The physicians in this thread have an over-inflated ego, sorry. Unless you're running a low-tech gig you need people to help you do your job.

Physicians do not have tons of respect in the day to day world, we are being commoditized and cannibalized by altruistic movements that have no understanding of unintended consequences or behavioral psychology. Most doctors arent even good at standing up for themselves and are willing to help others take them down to appear "nice", hence the trajectory of the profession for a couple decades. If you dont stand up for yourself there are people everywhere willing to cut in on all sides. Its naive to see things so black/white and not for underlying motives of all involved, aka money.

Day to day world? What are you looking for? The old days where you get free haircuts because you walk in and say you're a doctor?
 
I'm really offended that everyone is referring to the author as 'she'. Just because the author's name is Ashley doesn't mean the author identifies as female. Use 'they', please.

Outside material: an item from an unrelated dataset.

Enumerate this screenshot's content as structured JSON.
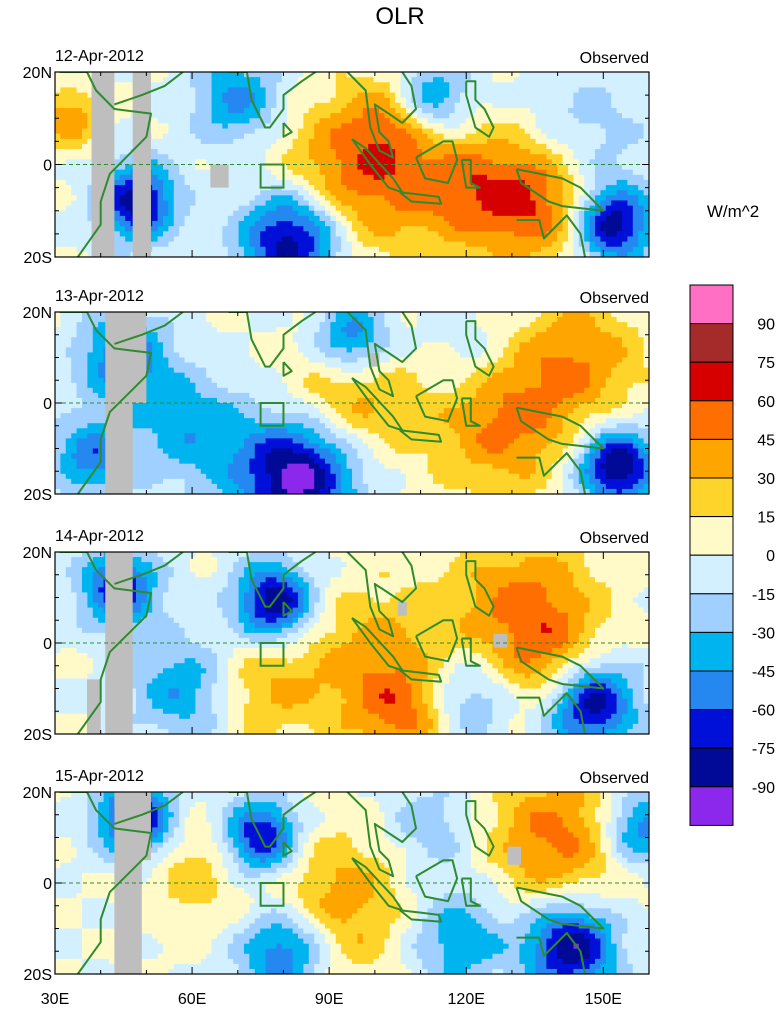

We had a gay physician come to our school and he talked to us about gender issues in medicine. All goes well, good lecture, charismatic guy. Then he mentions gender identity is something society places on us. Ok me thinks. Then he mentions that we should not issue gender at birth because it causes parents to force gender on children through buying gender specific dolls/toys :whoa:
 
We had a gay physician come to our school and he talked to us about gender issues in medicine. All goes well, good lecture, charismatic guy. Then he mentions gender identity is something society places on us. Ok me thinks. Then he mentions that we should not issue gender at birth because it causes parents to force gender on children through buying gender specific dolls/toys :whoa:

Oh hey let me introduce you to my offspring! Its name is Jordan and it plays ballet-football.